'The subtleties and distinctions of accent, dialect and pronunciation and their relationship to class and pretension (both social and intellectual) in the British Isles could, and in all probability already have filled several large volumes.'

Robert Burchfield (one-time Chief Editor of the Oxford English Dictionary) in his book The English Language appears to contradict this contention when he states 'What we lack, however, is a ruthlessly systematic linguistic equivalent of Pevsner's books on the buildings of England. William Labov's The Social Stratification of English in New York City (1966) blazed the trail, but no equivalent scholar of stature has emerged yet in England.'

He does however comment on the issue himself;

'In fairly recent times, and especially since the 1914-18 war, words of the type cloth, cross, lost, off have normally acquired a short vowel - [as in 'got' instead of 'paw'] - though many speakers of the Nancy Mitford type still say 'clawth', 'craws', 'lawst', etc. ..... It is the same when one turns to the positioning of the stress in words of two or more syllables. Rightly or wrongly, delicate judgements are made about a person's social acceptability or his level of education by the way in which the stress is placed in such words as centrifugal, controversy, dispute (noun), exquisite, formidable and kilometre. Few speakers know how often the pendulum swings in such matters and at what rate. Judgements tend to be made subjectively ('it has always been so', 'I was brought up to say'),...'

and

'The nature of class-structured dialects is also a matter of perpetual discussion and disagreement, from the middle- and upper-class diversions of U and non-U to the politically divisive vocabulary of various social groups. For example, most professional linguistic scholars regard it as axiomatic that all varieties of English have a sufficiently rich vocabulary for the expression of all the distinctions that are important in the society using it. By contrast. Professor John Vincent, a historian, regards such a view as

a nasty little orthodoxy among the educational and linguistic establishment. However badly you need standard English, you will have the merits of non-standard English waved at you. The more disadvantaged you are, the more extravagantly your disadvantages will be lauded as 'entirely adequate for the needs of their speakers', to cite the author [Professor John Lyons] of Sociolinguistics. It may sound like a radical cry to support pidgin, patois, or dialect, but translated into social terms, it looks more like a ploy to keep Them (whoever Them may be) out of the middle-class suburbs.

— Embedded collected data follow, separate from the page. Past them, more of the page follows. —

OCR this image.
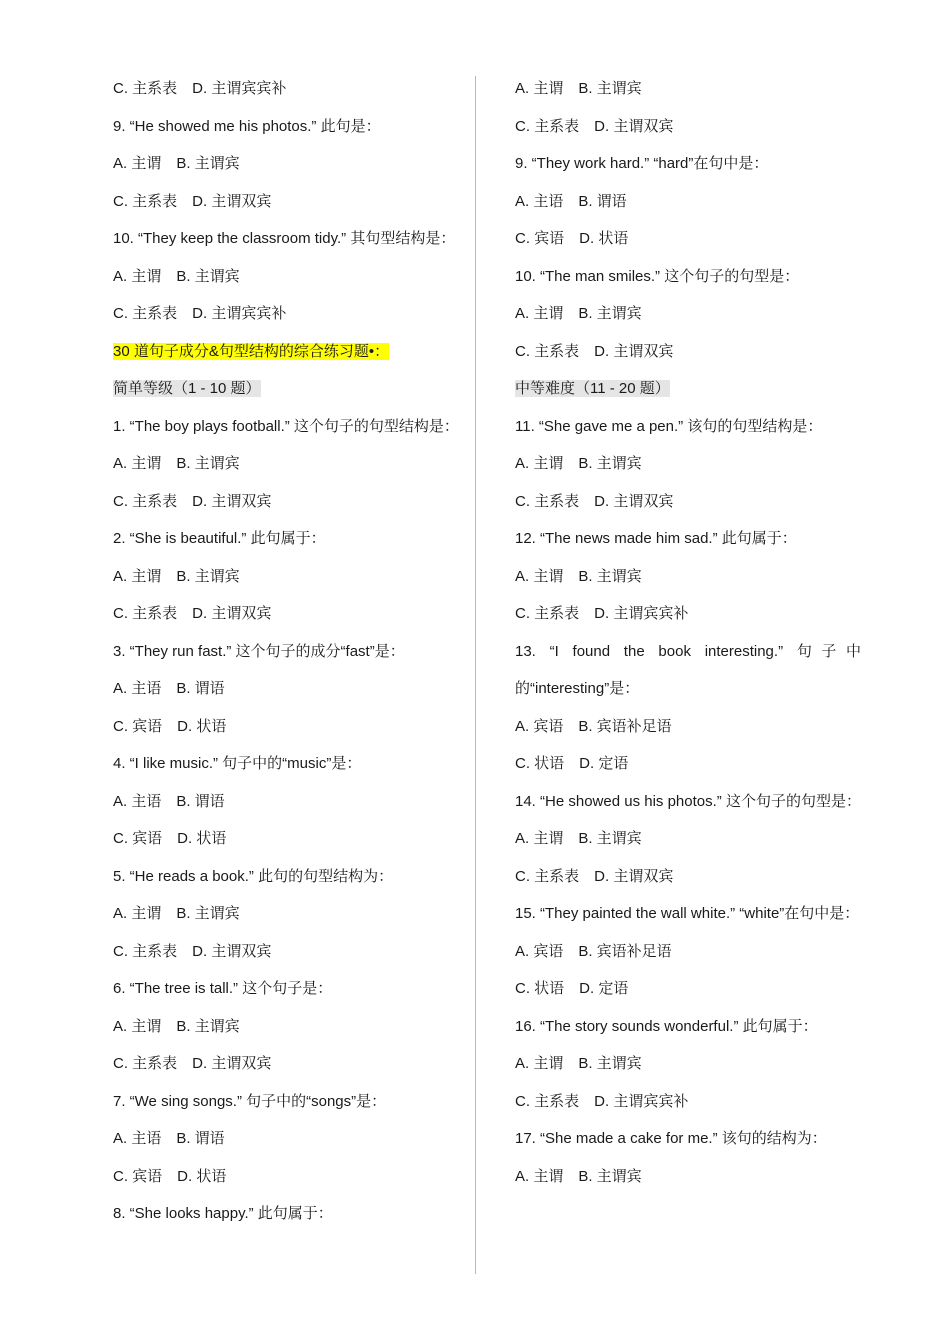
C. 主系表　D. 主谓宾宾补
9. “He showed me his photos.” 此句是：
A. 主谓　B. 主谓宾
C. 主系表　D. 主谓双宾
10. “They keep the classroom tidy.” 其句型结构是：
A. 主谓　B. 主谓宾
C. 主系表　D. 主谓宾宾补
30 道句子成分&句型结构的综合练习题•：
简单等级（1 - 10 题）
1. “The boy plays football.” 这个句子的句型结构是：
A. 主谓　B. 主谓宾
C. 主系表　D. 主谓双宾
2. “She is beautiful.” 此句属于：
A. 主谓　B. 主谓宾
C. 主系表　D. 主谓双宾
3. “They run fast.” 这个句子的成分“fast”是：
A. 主语　B. 谓语
C. 宾语　D. 状语
4. “I like music.” 句子中的“music”是：
A. 主语　B. 谓语
C. 宾语　D. 状语
5. “He reads a book.” 此句的句型结构为：
A. 主谓　B. 主谓宾
C. 主系表　D. 主谓双宾
6. “The tree is tall.” 这个句子是：
A. 主谓　B. 主谓宾
C. 主系表　D. 主谓双宾
7. “We sing songs.” 句子中的“songs”是：
A. 主语　B. 谓语
C. 宾语　D. 状语
8. “She looks happy.” 此句属于：
A. 主谓　B. 主谓宾
C. 主系表　D. 主谓双宾
9. “They work hard.” “hard”在句中是：
A. 主语　B. 谓语
C. 宾语　D. 状语
10. “The man smiles.” 这个句子的句型是：
A. 主谓　B. 主谓宾
C. 主系表　D. 主谓双宾
中等难度（11 - 20 题）
11. “She gave me a pen.” 该句的句型结构是：
A. 主谓　B. 主谓宾
C. 主系表　D. 主谓双宾
12. “The news made him sad.” 此句属于：
A. 主谓　B. 主谓宾
C. 主系表　D. 主谓宾宾补
13. “I found the book interesting.” 句子中的“interesting”是：
A. 宾语　B. 宾语补足语
C. 状语　D. 定语
14. “He showed us his photos.” 这个句子的句型是：
A. 主谓　B. 主谓宾
C. 主系表　D. 主谓双宾
15. “They painted the wall white.” “white”在句中是：
A. 宾语　B. 宾语补足语
C. 状语　D. 定语
16. “The story sounds wonderful.” 此句属于：
A. 主谓　B. 主谓宾
C. 主系表　D. 主谓宾宾补
17. “She made a cake for me.” 该句的结构为：
A. 主谓　B. 主谓宾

Resolution of such opposite views is not possible. Nevertheless the future of dialect studies and the study of class-marked distinctions are likely to be of considerable interest to everyone.'

and

'It [slang] is stretched on class-structured racks.'

and

'Modern parallels are provided by the substitution of [the vowel sound as in 'got' instead of that in 'paw'] in words like cloth, cross and lost, and off in the twentieth century except in the speech of those answering to what might be called the Nancy Mitford tradition; and the emergence of the aspirateless 'w' in words like whale, when, whether, instead of 'hw'. In both cases it is not a 'law' of phonetics or of physics that has brought about the change but the reduction of two socially competing forms to one. This 'Mitford factor' is of profound importance in the interpretation of phonetic data. It may be expressed in the following terms. At any given period linguistic conservatives regard selected parts of the pronunciation system (as well as other parts of the apparatus of speech) as necessary ingredients of social superiority or acceptability. The maintenance of social values in part depends (they believe) on the preservation of such elements of speech and the rejection of rivals. Other social groups, not out of perversity but because of a different line of inheritance, display different, and therefore potentially threatening, modes of speech. In the slow turning of the centuries, the rivalry of such competing systems produces an alternation of socially triumphant variants. In the period since 1800, most of the observable changes to RP [Received Pronunciation] have been brought about by the Mitford factor - in other words, by sociological change and not by phonetic change.

People using the traditional pronunciations ..... feel in varying degrees threatened by, hostile to or just somewhat annoyed by the newly emerging forms.'

In the Bibliography he lists 9 books on Pronunciation, ending with

'For the pronunciation of British place names the standard work is the BBC Pronouncing Dictionary of British Names (2nd edn, 1983), edited by G. E. Pointon.'

wherein - on page 352 - you will find

'Beloughallywoodham - [pronounced] Bluffhum
Belvoir - [pronounced] Bellvwaar [See! I told you so.]
Belweaphhulme (Magna) - [pronounced] Bluffhum (Magna)'
(Only a few formidably centrifugal kilometres from which is to be found the exquisite Haveringallaugh (Parva) - pronounced Avinalarf (Palarva) - although this is controversially disputed (verb) by some.)